In a solr cloud setup, there are 8 solr nodes and 3 zookeeper nodes. There is one load balancer that gets all the indexing and search queries and distributes them to these 8 solr nodes in solr cloud. Before sending the solr query to particular solr node, it first checks if the service endpoint is active. Only if it is active then it sends the request to that particular solr node. Zookeeper handles the elections of leaders in shard. In this setup, zookeeper is not handling the query distribution. Is this set-up bad for distributed queries?
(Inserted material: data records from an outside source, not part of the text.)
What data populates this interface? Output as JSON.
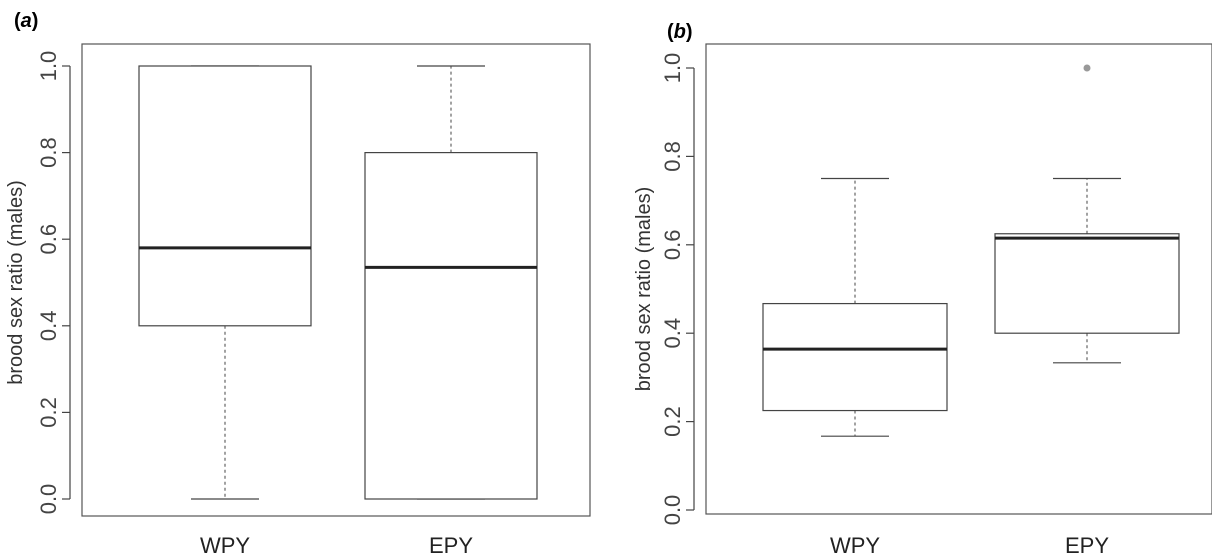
{
  "chart_data": [
    {
      "type": "box",
      "panel_label": "(a)",
      "ylabel": "brood sex ratio (males)",
      "ylim": [
        0,
        1
      ],
      "yticks": [
        "0.0",
        "0.2",
        "0.4",
        "0.6",
        "0.8",
        "1.0"
      ],
      "categories": [
        "WPY",
        "EPY"
      ],
      "boxes": [
        {
          "category": "WPY",
          "min": 0.0,
          "q1": 0.4,
          "median": 0.58,
          "q3": 1.0,
          "max": 1.0,
          "outliers": []
        },
        {
          "category": "EPY",
          "min": 0.0,
          "q1": 0.0,
          "median": 0.535,
          "q3": 0.8,
          "max": 1.0,
          "outliers": []
        }
      ]
    },
    {
      "type": "box",
      "panel_label": "(b)",
      "ylabel": "brood sex ratio (males)",
      "ylim": [
        0,
        1
      ],
      "yticks": [
        "0.0",
        "0.2",
        "0.4",
        "0.6",
        "0.8",
        "1.0"
      ],
      "categories": [
        "WPY",
        "EPY"
      ],
      "boxes": [
        {
          "category": "WPY",
          "min": 0.167,
          "q1": 0.225,
          "median": 0.364,
          "q3": 0.467,
          "max": 0.75,
          "outliers": []
        },
        {
          "category": "EPY",
          "min": 0.333,
          "q1": 0.4,
          "median": 0.615,
          "q3": 0.625,
          "max": 0.75,
          "outliers": [
            1.0
          ]
        }
      ]
    }
  ]
}
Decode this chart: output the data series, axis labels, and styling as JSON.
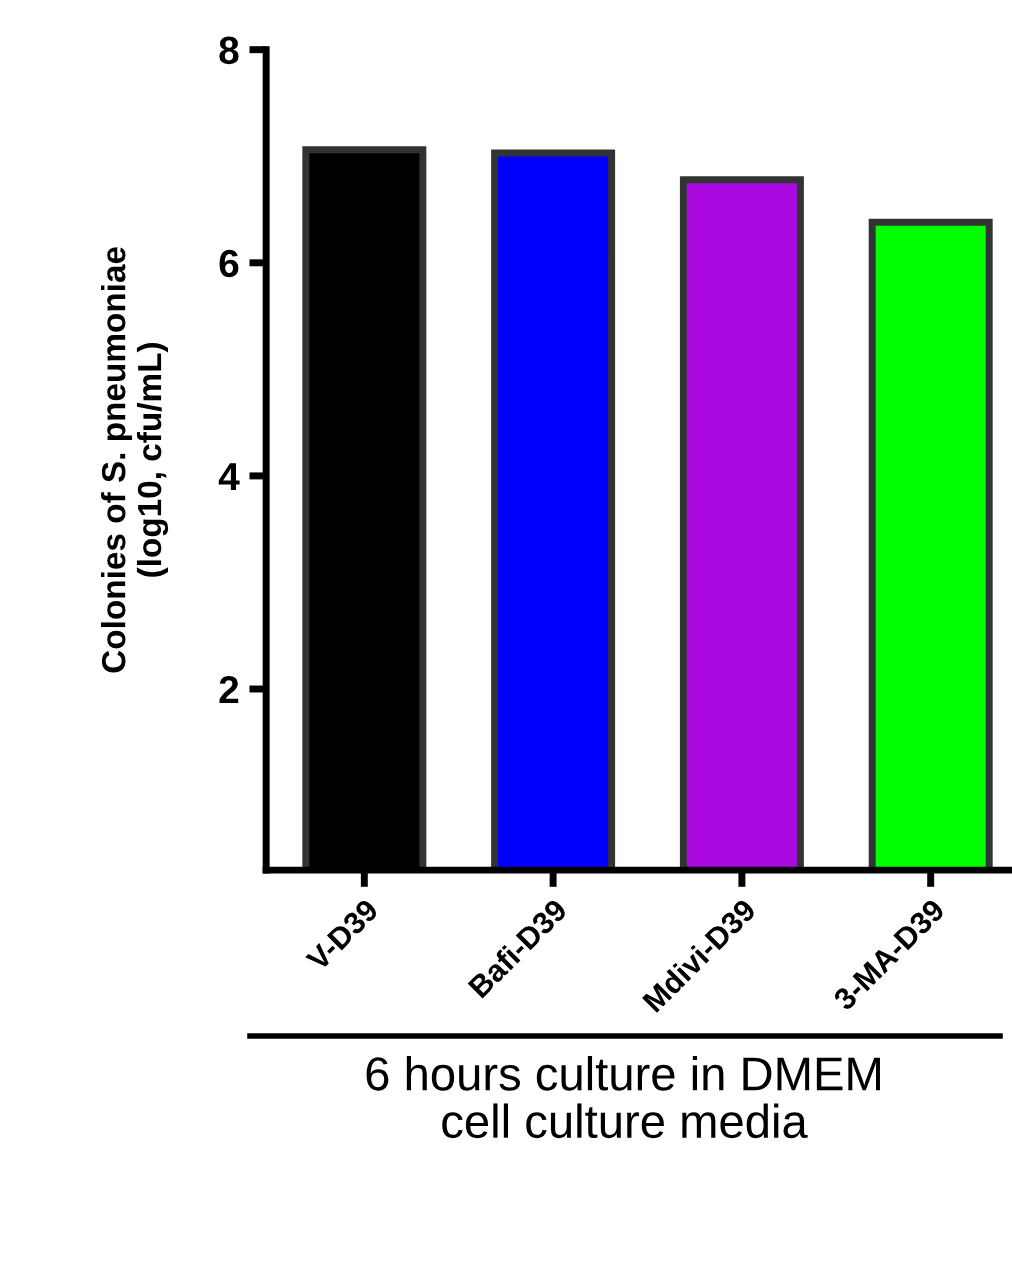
{
  "chart_data": {
    "type": "bar",
    "categories": [
      "V-D39",
      "Bafi-D39",
      "Mdivi-D39",
      "3-MA-D39"
    ],
    "values": [
      7.06,
      7.03,
      6.78,
      6.38
    ],
    "colors": [
      "#000000",
      "#0000ff",
      "#aa0ae0",
      "#00ff00"
    ],
    "ylabel": "Colonies of S. pneumoniae\n(log10, cfu/mL)",
    "xlabel": "6 hours culture in DMEM\ncell culture media",
    "ylim": [
      0.3,
      8
    ],
    "yticks": [
      2,
      4,
      6,
      8
    ],
    "grid": false,
    "legend": false
  }
}
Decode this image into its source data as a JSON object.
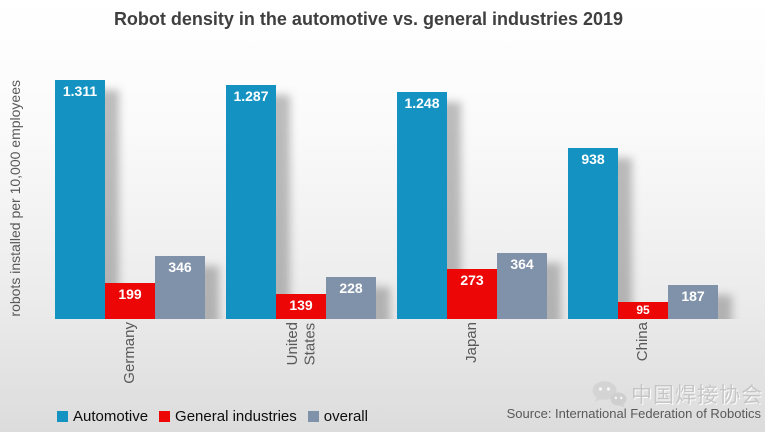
{
  "title": "Robot density in the automotive vs. general industries 2019",
  "y_axis_label": "robots installed per 10,000 employees",
  "chart_data": {
    "type": "bar",
    "categories": [
      "Germany",
      "United States",
      "Japan",
      "China"
    ],
    "display_labels": [
      "Germany",
      "United\nStates",
      "Japan",
      "China"
    ],
    "series": [
      {
        "name": "Automotive",
        "color": "#1493c2",
        "values": [
          1311,
          1287,
          1248,
          938
        ],
        "labels": [
          "1.311",
          "1.287",
          "1.248",
          "938"
        ]
      },
      {
        "name": "General industries",
        "color": "#ec0606",
        "values": [
          199,
          139,
          273,
          95
        ],
        "labels": [
          "199",
          "139",
          "273",
          "95"
        ]
      },
      {
        "name": "overall",
        "color": "#8092aa",
        "values": [
          346,
          228,
          364,
          187
        ],
        "labels": [
          "346",
          "228",
          "364",
          "187"
        ]
      }
    ],
    "ylim": [
      0,
      1450
    ],
    "grid": false,
    "legend_position": "bottom",
    "value_label_color": "#ffffff",
    "title_color": "#3f3f3f",
    "axis_text_color": "#595959"
  },
  "source": "Source: International Federation of Robotics",
  "watermark": {
    "text": "中国焊接协会",
    "icon": "wechat-icon"
  }
}
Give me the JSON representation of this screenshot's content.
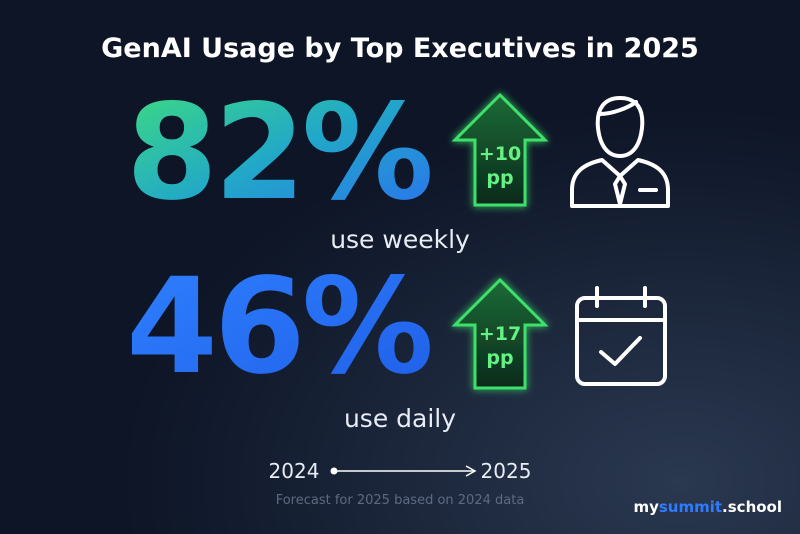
{
  "title": "GenAI Usage by Top Executives in 2025",
  "stats": [
    {
      "value": "82%",
      "change": "+10",
      "unit": "pp",
      "label": "use weekly"
    },
    {
      "value": "46%",
      "change": "+17",
      "unit": "pp",
      "label": "use daily"
    }
  ],
  "timeline": {
    "start": "2024",
    "end": "2025"
  },
  "footnote": "Forecast for 2025 based on 2024 data",
  "brand": {
    "prefix": "my",
    "highlight": "summit",
    "suffix": ".school"
  }
}
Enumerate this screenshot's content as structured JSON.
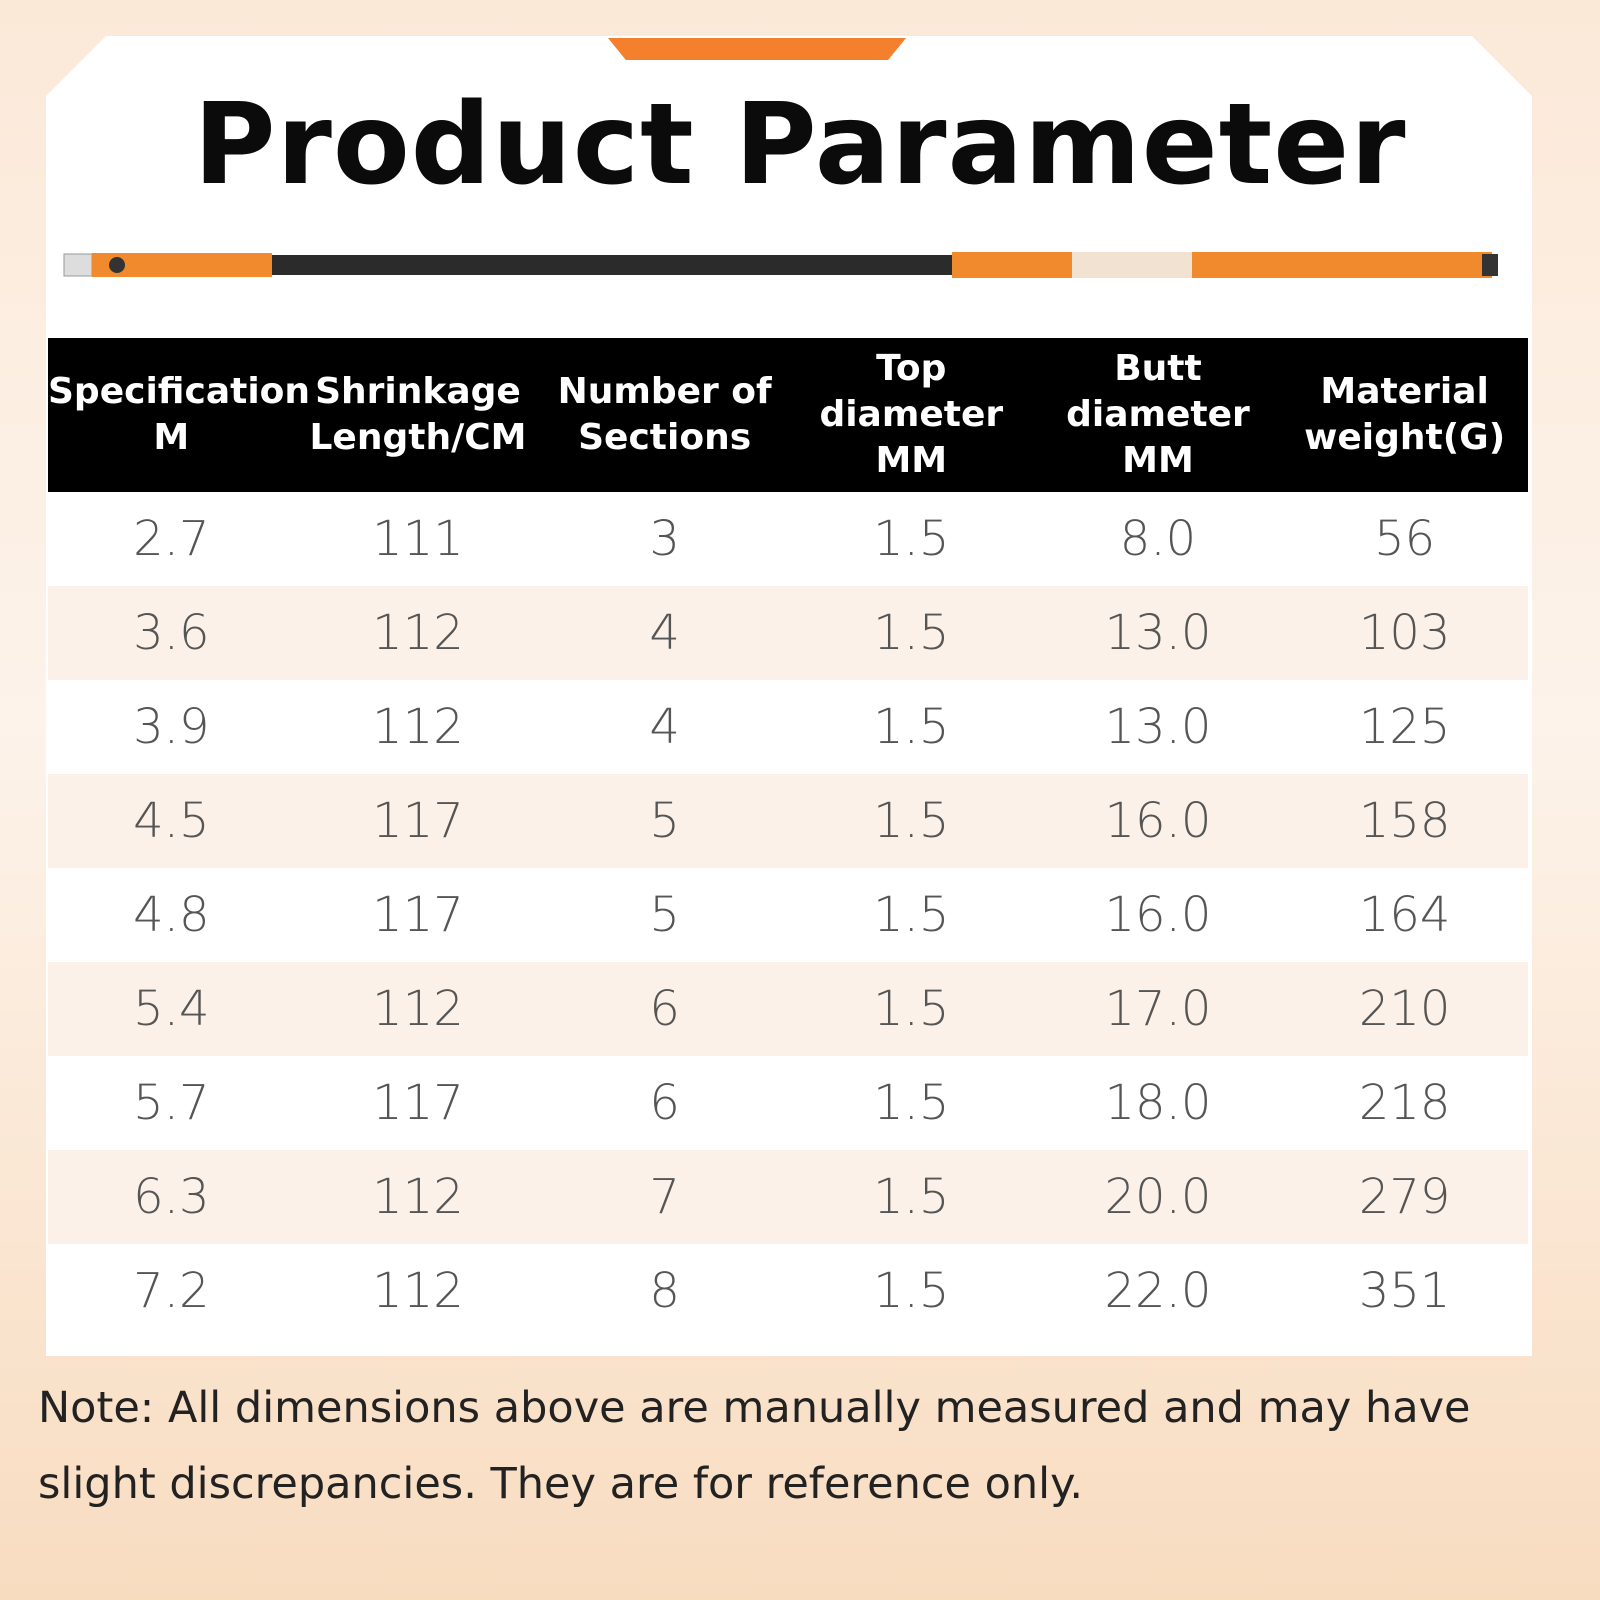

What other functionality offered by solrcloud is missed due load balancer doing the work of query distribution.

Please note that, load balancer is necessary because there are different clients (Java, Ruby, JavaScript) accessing the solr service. Only SolrJ has the ability to communicate with zookeeper using CloudSolrServer class). Also, it helps to scale zookeeper nodes without changing any setting from client side.

1

1 Answers

1
votes

The SolrJ CloudSolrClient has a couple of advantages:

  1. Node autodiscovery: It always knows what nodes are in the cluster, using the same ZK mechanism that the SolrCloud cluster itself uses.

  2. Query-specific routing: Although any request can go to any node in the SolrCloud cluster, many of these will result in a simple proxy to the actual node that should handle the request

    2a: Indexing requests are routed directly to the leader of the shard handling that document's id. For a bulk-insert request, this can mean several sub-requests, farming out batches of documents directly to each appropriate shard.

    2b: Queries to a collection are routed to a node that has a shard from that collection.

    The CloudSolrClient already knows this stuff and routes directly, avoiding the proxy request within the cluster.

All that said, the internal routing requests are pretty lightweight. You'll add some latency to the requests, increase internal network bandwidth, and add the tiniest bit of CPU usage to the SolrCloud cluster.

So what I'm saying is that if it's too difficult to reproduce these advantages, Solr will handle things, and you'll probably get by just fine without them.